Protostellar Outflows and Radiative Feedback from Massive Stars

TL;DR

This study uses radiation hydrodynamical simulations to explore how protostellar outflows and radiative feedback influence the formation and final mass of massive stars, revealing that outflows extend accretion duration and increase stellar mass.

Contribution

It introduces a detailed simulation of massive star formation including outflows and radiative feedback, highlighting their combined effect on prolonging accretion and increasing stellar mass.

Findings

Protostellar outflows create bipolar cavities facilitating anisotropic radiation escape.

Outflows extend the accretion phase, allowing stars to grow more massive.

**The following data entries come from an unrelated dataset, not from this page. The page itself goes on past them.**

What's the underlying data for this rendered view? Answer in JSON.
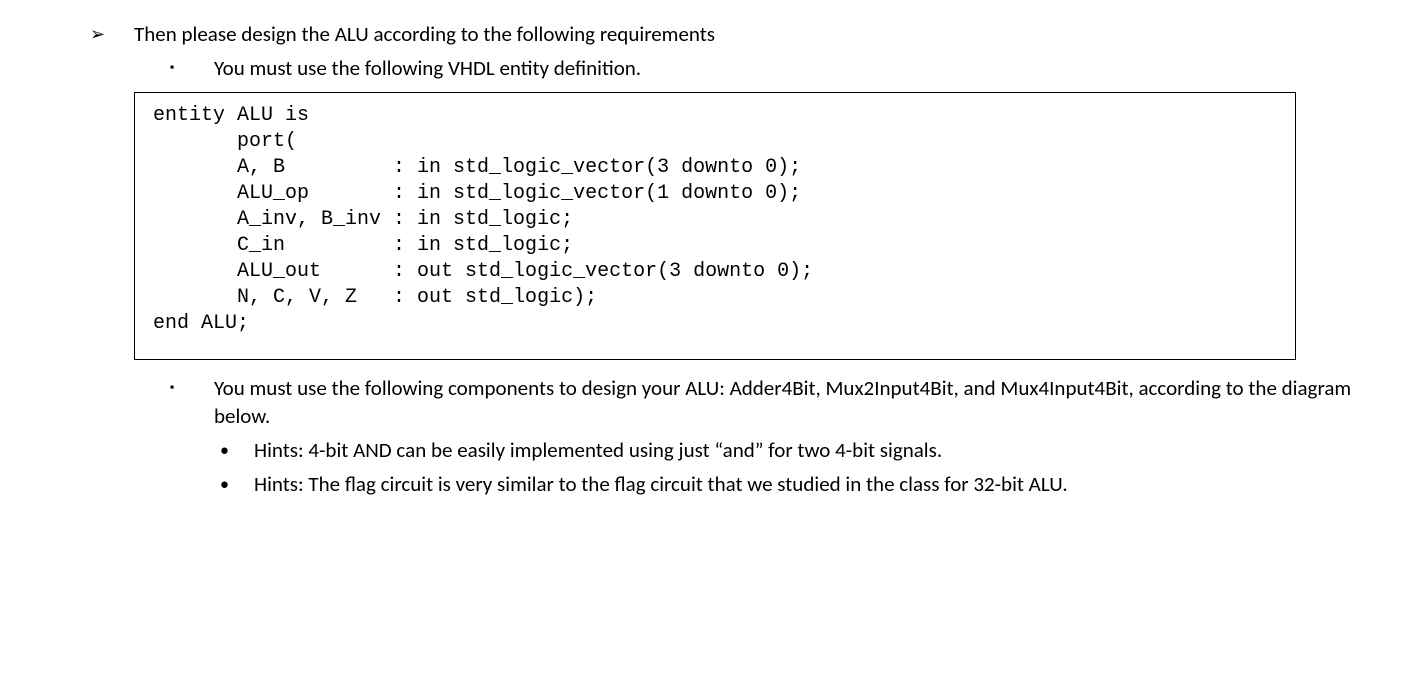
{
  "line1": "Then please design the ALU according to the following requirements",
  "line2": "You must use the following VHDL entity definition.",
  "code": "entity ALU is\n       port(\n       A, B         : in std_logic_vector(3 downto 0);\n       ALU_op       : in std_logic_vector(1 downto 0);\n       A_inv, B_inv : in std_logic;\n       C_in         : in std_logic;\n       ALU_out      : out std_logic_vector(3 downto 0);\n       N, C, V, Z   : out std_logic);\nend ALU;",
  "line3": "You must use the following components to design your ALU: Adder4Bit, Mux2Input4Bit, and Mux4Input4Bit, according to the diagram below.",
  "hint1": "Hints: 4-bit AND can be easily implemented using just “and” for two 4-bit signals.",
  "hint2": "Hints: The flag circuit is very similar to the flag circuit that we studied in the class for 32-bit ALU.",
  "bullets": {
    "arrow": "➢",
    "square": "▪",
    "dot": "•"
  }
}
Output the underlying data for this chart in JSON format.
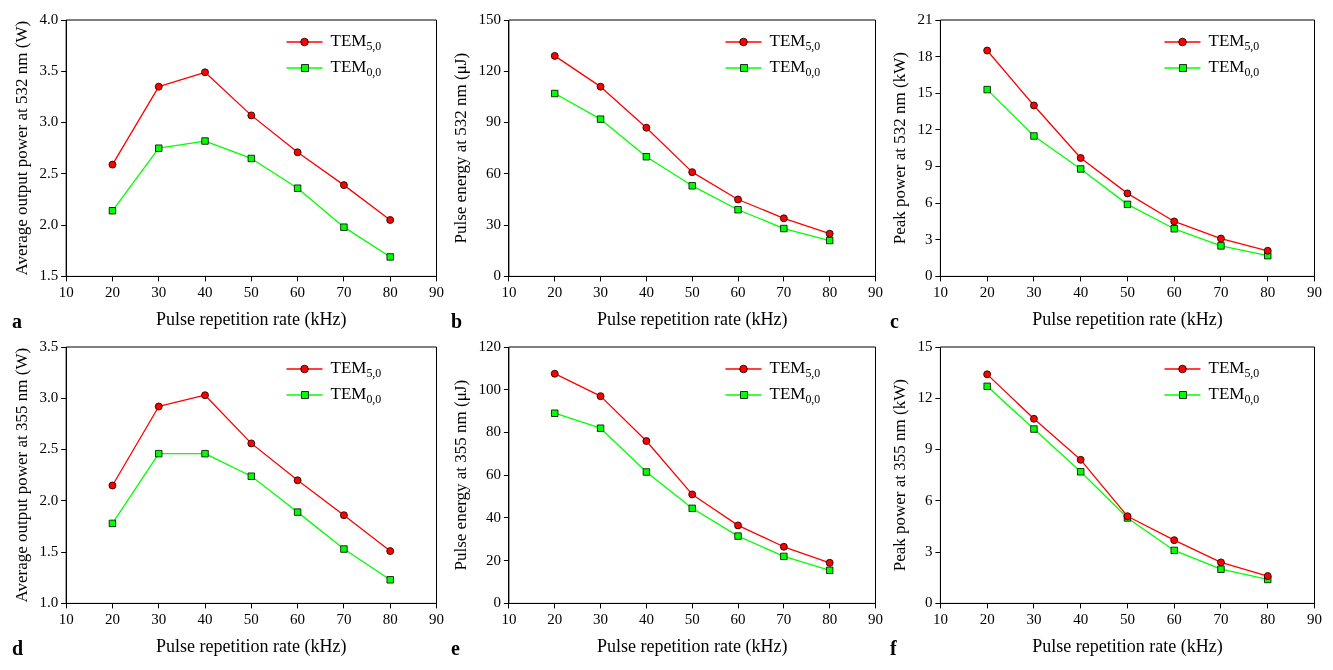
{
  "chart_data": [
    {
      "type": "line",
      "xlabel": "Pulse repetition rate (kHz)",
      "ylabel": "Average output power at 532 nm (W)",
      "annotations": [
        "a"
      ],
      "x": [
        20,
        30,
        40,
        50,
        60,
        70,
        80
      ],
      "xlim": [
        10,
        90
      ],
      "xticks": [
        10,
        20,
        30,
        40,
        50,
        60,
        70,
        80,
        90
      ],
      "ylim": [
        1.5,
        4.0
      ],
      "yticks": [
        {
          "value": 1.5,
          "label": "1.5"
        },
        {
          "value": 2.0,
          "label": "2.0"
        },
        {
          "value": 2.5,
          "label": "2.5"
        },
        {
          "value": 3.0,
          "label": "3.0"
        },
        {
          "value": 3.5,
          "label": "3.5"
        },
        {
          "value": 4.0,
          "label": "4.0"
        }
      ],
      "grid": false,
      "legend": "top right",
      "series": [
        {
          "name": "TEM$_{5,0}$",
          "color": "#ff0000",
          "marker": "circle",
          "values": [
            2.59,
            3.35,
            3.49,
            3.07,
            2.71,
            2.39,
            2.05
          ]
        },
        {
          "name": "TEM$_{0,0}$",
          "color": "#00ff00",
          "marker": "square",
          "values": [
            2.14,
            2.75,
            2.82,
            2.65,
            2.36,
            1.98,
            1.69
          ]
        }
      ]
    },
    {
      "type": "line",
      "xlabel": "Pulse repetition rate (kHz)",
      "ylabel": "Pulse energy at 532 nm (μJ)",
      "annotations": [
        "b"
      ],
      "x": [
        20,
        30,
        40,
        50,
        60,
        70,
        80
      ],
      "xlim": [
        10,
        90
      ],
      "xticks": [
        10,
        20,
        30,
        40,
        50,
        60,
        70,
        80,
        90
      ],
      "ylim": [
        0,
        150
      ],
      "yticks": [
        0,
        30,
        60,
        90,
        120,
        150
      ],
      "grid": false,
      "legend": "top right",
      "series": [
        {
          "name": "TEM$_{5,0}$",
          "color": "#ff0000",
          "marker": "circle",
          "values": [
            129,
            111,
            87,
            61,
            45,
            34,
            25
          ]
        },
        {
          "name": "TEM$_{0,0}$",
          "color": "#00ff00",
          "marker": "square",
          "values": [
            107,
            92,
            70,
            53,
            39,
            28,
            21
          ]
        }
      ]
    },
    {
      "type": "line",
      "xlabel": "Pulse repetition rate (kHz)",
      "ylabel": "Peak power at 532 nm (kW)",
      "annotations": [
        "c"
      ],
      "x": [
        20,
        30,
        40,
        50,
        60,
        70,
        80
      ],
      "xlim": [
        10,
        90
      ],
      "xticks": [
        10,
        20,
        30,
        40,
        50,
        60,
        70,
        80,
        90
      ],
      "ylim": [
        0,
        21
      ],
      "yticks": [
        0,
        3,
        6,
        9,
        12,
        15,
        18,
        21
      ],
      "grid": false,
      "legend": "top right",
      "series": [
        {
          "name": "TEM$_{5,0}$",
          "color": "#ff0000",
          "marker": "circle",
          "values": [
            18.5,
            14.0,
            9.7,
            6.8,
            4.5,
            3.1,
            2.1
          ]
        },
        {
          "name": "TEM$_{0,0}$",
          "color": "#00ff00",
          "marker": "square",
          "values": [
            15.3,
            11.5,
            8.8,
            5.9,
            3.9,
            2.5,
            1.7
          ]
        }
      ]
    },
    {
      "type": "line",
      "xlabel": "Pulse repetition rate (kHz)",
      "ylabel": "Average output power at 355 nm (W)",
      "annotations": [
        "d"
      ],
      "x": [
        20,
        30,
        40,
        50,
        60,
        70,
        80
      ],
      "xlim": [
        10,
        90
      ],
      "xticks": [
        10,
        20,
        30,
        40,
        50,
        60,
        70,
        80,
        90
      ],
      "ylim": [
        1.0,
        3.5
      ],
      "yticks": [
        {
          "value": 1.0,
          "label": "1.0"
        },
        {
          "value": 1.5,
          "label": "1.5"
        },
        {
          "value": 2.0,
          "label": "2.0"
        },
        {
          "value": 2.5,
          "label": "2.5"
        },
        {
          "value": 3.0,
          "label": "3.0"
        },
        {
          "value": 3.5,
          "label": "3.5"
        }
      ],
      "grid": false,
      "legend": "top right",
      "series": [
        {
          "name": "TEM$_{5,0}$",
          "color": "#ff0000",
          "marker": "circle",
          "values": [
            2.15,
            2.92,
            3.03,
            2.56,
            2.2,
            1.86,
            1.51
          ]
        },
        {
          "name": "TEM$_{0,0}$",
          "color": "#00ff00",
          "marker": "square",
          "values": [
            1.78,
            2.46,
            2.46,
            2.24,
            1.89,
            1.53,
            1.23
          ]
        }
      ]
    },
    {
      "type": "line",
      "xlabel": "Pulse repetition rate (kHz)",
      "ylabel": "Pulse energy at 355 nm (μJ)",
      "annotations": [
        "e"
      ],
      "x": [
        20,
        30,
        40,
        50,
        60,
        70,
        80
      ],
      "xlim": [
        10,
        90
      ],
      "xticks": [
        10,
        20,
        30,
        40,
        50,
        60,
        70,
        80,
        90
      ],
      "ylim": [
        0,
        120
      ],
      "yticks": [
        0,
        20,
        40,
        60,
        80,
        100,
        120
      ],
      "grid": false,
      "legend": "top right",
      "series": [
        {
          "name": "TEM$_{5,0}$",
          "color": "#ff0000",
          "marker": "circle",
          "values": [
            107.5,
            97,
            76,
            51,
            36.5,
            26.5,
            19
          ]
        },
        {
          "name": "TEM$_{0,0}$",
          "color": "#00ff00",
          "marker": "square",
          "values": [
            89,
            82,
            61.5,
            44.5,
            31.5,
            22,
            15.5
          ]
        }
      ]
    },
    {
      "type": "line",
      "xlabel": "Pulse repetition rate (kHz)",
      "ylabel": "Peak power at 355 nm (kW)",
      "annotations": [
        "f"
      ],
      "x": [
        20,
        30,
        40,
        50,
        60,
        70,
        80
      ],
      "xlim": [
        10,
        90
      ],
      "xticks": [
        10,
        20,
        30,
        40,
        50,
        60,
        70,
        80,
        90
      ],
      "ylim": [
        0,
        15
      ],
      "yticks": [
        0,
        3,
        6,
        9,
        12,
        15
      ],
      "grid": false,
      "legend": "top right",
      "series": [
        {
          "name": "TEM$_{5,0}$",
          "color": "#ff0000",
          "marker": "circle",
          "values": [
            13.4,
            10.8,
            8.4,
            5.1,
            3.7,
            2.4,
            1.6
          ]
        },
        {
          "name": "TEM$_{0,0}$",
          "color": "#00ff00",
          "marker": "square",
          "values": [
            12.7,
            10.2,
            7.7,
            5.0,
            3.1,
            2.0,
            1.4
          ]
        }
      ]
    }
  ]
}
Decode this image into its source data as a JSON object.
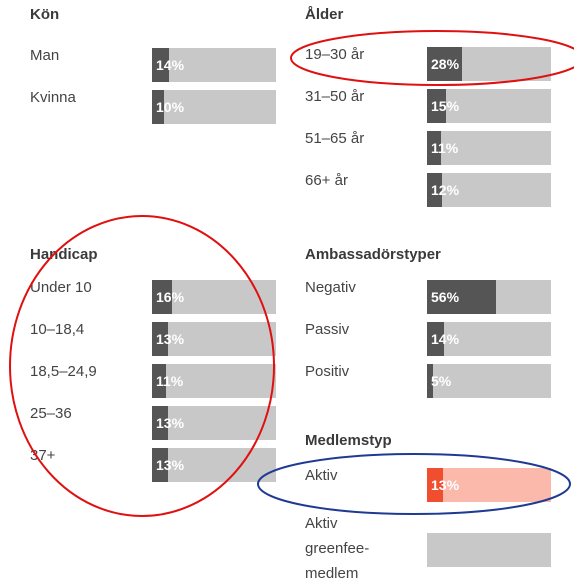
{
  "xlim": [
    0,
    100
  ],
  "bar_color": "#555555",
  "track_color": "#c8c8c8",
  "groups": [
    {
      "title": "Kön",
      "rows": [
        {
          "label": "Man",
          "value": 14,
          "value_label": "14%"
        },
        {
          "label": "Kvinna",
          "value": 10,
          "value_label": "10%"
        }
      ]
    },
    {
      "title": "Ålder",
      "rows": [
        {
          "label": "19–30 år",
          "value": 28,
          "value_label": "28%"
        },
        {
          "label": "31–50 år",
          "value": 15,
          "value_label": "15%"
        },
        {
          "label": "51–65 år",
          "value": 11,
          "value_label": "11%"
        },
        {
          "label": "66+ år",
          "value": 12,
          "value_label": "12%"
        }
      ]
    },
    {
      "title": "Handicap",
      "rows": [
        {
          "label": "Under 10",
          "value": 16,
          "value_label": "16%"
        },
        {
          "label": "10–18,4",
          "value": 13,
          "value_label": "13%"
        },
        {
          "label": "18,5–24,9",
          "value": 11,
          "value_label": "11%"
        },
        {
          "label": "25–36",
          "value": 13,
          "value_label": "13%"
        },
        {
          "label": "37+",
          "value": 13,
          "value_label": "13%"
        }
      ]
    },
    {
      "title": "Ambassadörstyper",
      "rows": [
        {
          "label": "Negativ",
          "value": 56,
          "value_label": "56%"
        },
        {
          "label": "Passiv",
          "value": 14,
          "value_label": "14%"
        },
        {
          "label": "Positiv",
          "value": 5,
          "value_label": "5%"
        }
      ]
    },
    {
      "title": "Medlemstyp",
      "rows": [
        {
          "label": "Aktiv",
          "value": 13,
          "value_label": "13%",
          "bar_color": "#f04e2e",
          "track_color": "#fbb9ab"
        },
        {
          "label": "Aktiv greenfee-medlem",
          "value": null
        }
      ]
    }
  ]
}
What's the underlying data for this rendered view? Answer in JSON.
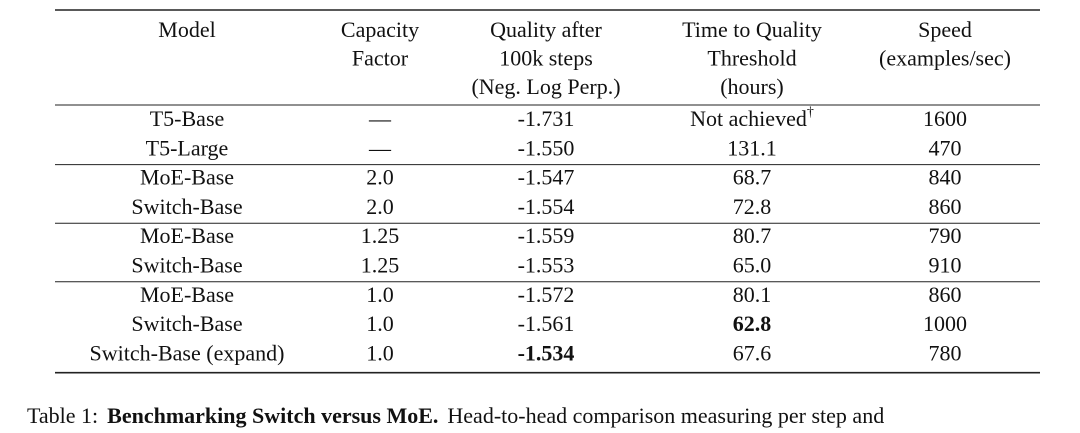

Outflows lead to a higher final stellar mass compared to models without outflows.

Abstract

We carry out radiation hydrodynamical simulations of the formation of massive stars in the super-Eddington regime including both their radiative feedback and protostellar outflows. The calculations start from a prestellar core of dusty gas and continue until the star stops growing. The accretion ends when the remnants of the core are ejected, mostly by the force of the direct stellar radiation in the polar direction and elsewhere by the reradiated thermal infrared radiation. How long the accretion persists depends on whether the protostellar outflows are present. We set the mass outflow rate to 1% of the stellar sink particle's accretion rate. The outflows open a bipolar cavity extending to the core's outer edge, through which the thermal radiation readily escapes. The radiative flux is funneled into the polar directions while the core's collapse proceeds near the equator. The outflow thus extends the "flashlight effect", or anisotropic radiation field, found in previous studies from the few hundred AU scale of the circumstellar disk up to the 0.1 parsec scale of the core. The core's flashlight effect allows core gas to accrete on the disk for longer, in the same way that the disk's flashlight effect allows disk gas to accrete on the star for longer. Thus although the protostellar outflows remove material near the core's poles, causing slower stellar growth over the first few free-fall times, they also enable accretion to go on longer in our calculations. The outflows ultimately lead to stars of somewhat higher mass.